Рано утром я высадился на станции Саблино[159], под Петербургом. Отец отправился дальше в Петербург, с тем чтобы приехать в Пустыньку к вечеру, а я один, на экипаже, высланном Хитрово, двинулся в Пустыньку, давно любимую мной по стихам дяди Володи.
В утреннем тумане вставали передо мной гранитные берега реки Тосно, глыбы скал[160] и песчаника и леса, одетые в золотую порфиру сентября. Дядя Володя был здесь, во всем была разлита его душа. Стих за стихом кружились в моей голове, и я с нетерпением ждал мгновенья, когда увижу ту, которой было написано:
Снова веду ее к камню святому я,
Берег отвесный высок.
Вижу гранитные глыбы знакомые,
Белый, сыпучий песок.
Мы въехали в великолепный парк Пустыньки. Молоденький лакей- немец встретил меня на крыльце словами: «Sie schlafen»[161]. Я сел ожидать Софью Петровну на террасе. Ветер кружил по парку золотые листья.
Скоро появился самовар, а за ним и сама хозяйка Пустыньки:
— Так вы учитесь в Поливановской гимназии? — любезно принялась она занимать меня разговором. Я смотрел во все глаза и начинал испытывать горькое разочарование. Передо мной сидела толстая пожилая дама, с широким лицом и карими глазами. Трудно было уловить в ней хоть какие-нибудь следы прежней красоты. Не было в ее разговоре и ничего привлекательного и симпатичного, никакой сердечности при виде лица, близкого тому человеку, которого она ведь все-таки любила несколько десятков лет, одно время считалась его невестой. Ничего, одна только великосветская, любезная болтовня. Неприятно мне было и то, что, говоря о дяде Володе, Софья Петровна на французский манер называла его «Соловьев». Я заговорил о демонических видениях дяди Володи, о которых он сам часто рассказывал в моем присутствии.

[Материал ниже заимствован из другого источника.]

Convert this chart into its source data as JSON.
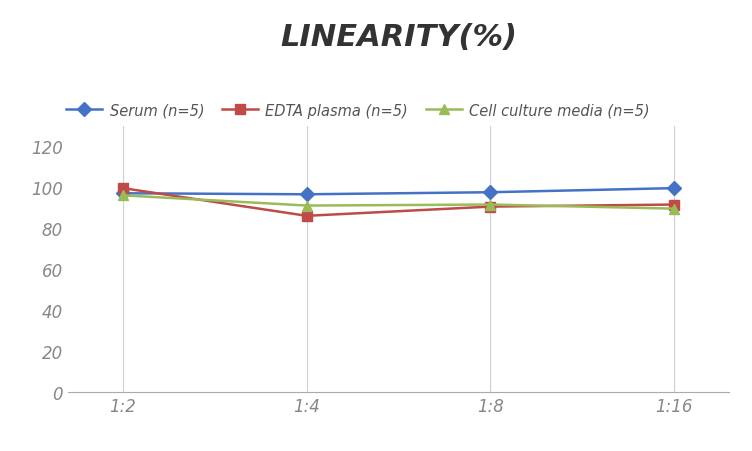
{
  "title": "LINEARITY(%)",
  "x_labels": [
    "1:2",
    "1:4",
    "1:8",
    "1:16"
  ],
  "series": [
    {
      "label": "Serum (n=5)",
      "values": [
        97.0,
        96.5,
        97.5,
        99.5
      ],
      "color": "#4472C4",
      "marker": "D",
      "markersize": 7,
      "linewidth": 1.8
    },
    {
      "label": "EDTA plasma (n=5)",
      "values": [
        99.5,
        86.0,
        90.5,
        91.5
      ],
      "color": "#BE4B48",
      "marker": "s",
      "markersize": 7,
      "linewidth": 1.8
    },
    {
      "label": "Cell culture media (n=5)",
      "values": [
        96.0,
        91.0,
        91.5,
        89.5
      ],
      "color": "#9BBB59",
      "marker": "^",
      "markersize": 7,
      "linewidth": 1.8
    }
  ],
  "ylim": [
    0,
    130
  ],
  "yticks": [
    0,
    20,
    40,
    60,
    80,
    100,
    120
  ],
  "background_color": "#ffffff",
  "grid_color": "#d0d0d0",
  "title_fontsize": 22,
  "legend_fontsize": 10.5,
  "tick_fontsize": 12,
  "tick_color": "#888888"
}
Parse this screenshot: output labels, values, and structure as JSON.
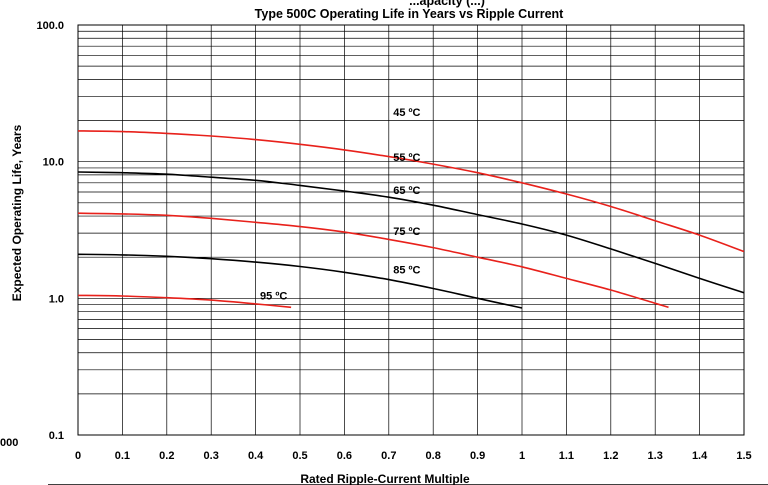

— Ах, — отвечала Софья Петровна, — просто Соловьев в Москве много кутыл (она выговаривала «и» как «ы»), и потом ему мерещился всякий вздор. Вообще московское общество очень плохо на него действовало. Я всегда ему замечала, что, вернувшись из Москвы, он начинает есть рыбу ножом.
Среди дня я отправился на станцию встретить моего отца, который ездил в Петербург, в книгоиздательство «Общественная польза»[162]. Софья Петровна встретила моего отца любезной фразой:
— Как было мило с вашей стороны прислать мне вашего сына!
Вечером мы сели в гостиной разбирать некоторые бумаги дяди Володи. Мой отец спросил Софью Петровну, нет ли у нее писем, которые можно было бы опубликовать. Софья Петровна начала читать про себя письмо за письмом, но со всяким из них происходило то же самое: дойдя до середины, Софья Петровна испускала вздох, махала рукой и бросала письмо, говоря:
— Нет, нет, невозможно!
На письменном столе среди различных безделушек виднелся миниатюрный портрет дяди Володи. Подъехал из Петербурга и сын Софьи Петровны, Рюрик Хитрово[163]. Этот вылощенный светский молодой человек теплее всех отнесся к нам в Пустыньке. Дядя Володя его особенно любил. На одной фотографической группе, где дядя Володя снят среди семьи Хитрово и рядом с иезуитом Пирлингом[164], Рюрик сидит на земле, опустив глаза, а дядя Володя положил ему руку на голову, как бы благословляя, и в глазах его видна бесконечная нежность. Рюрик много вспоминал с нами о друге своей матери, говорил, что без него Пустынька осиротела. Вспоминал дядю Володю и внучок Софьи Петровны, сын Веты Хитрово[165], который звал знаменитого философа просто «Ку-ку». Но сама Вета Хитрово (Елизавета Михайловна Муханова) держалась с нами суховато и несколько раз подчеркнуто говорила о своем отце, как бы давая нам понять, что мы здесь не на правах родственников.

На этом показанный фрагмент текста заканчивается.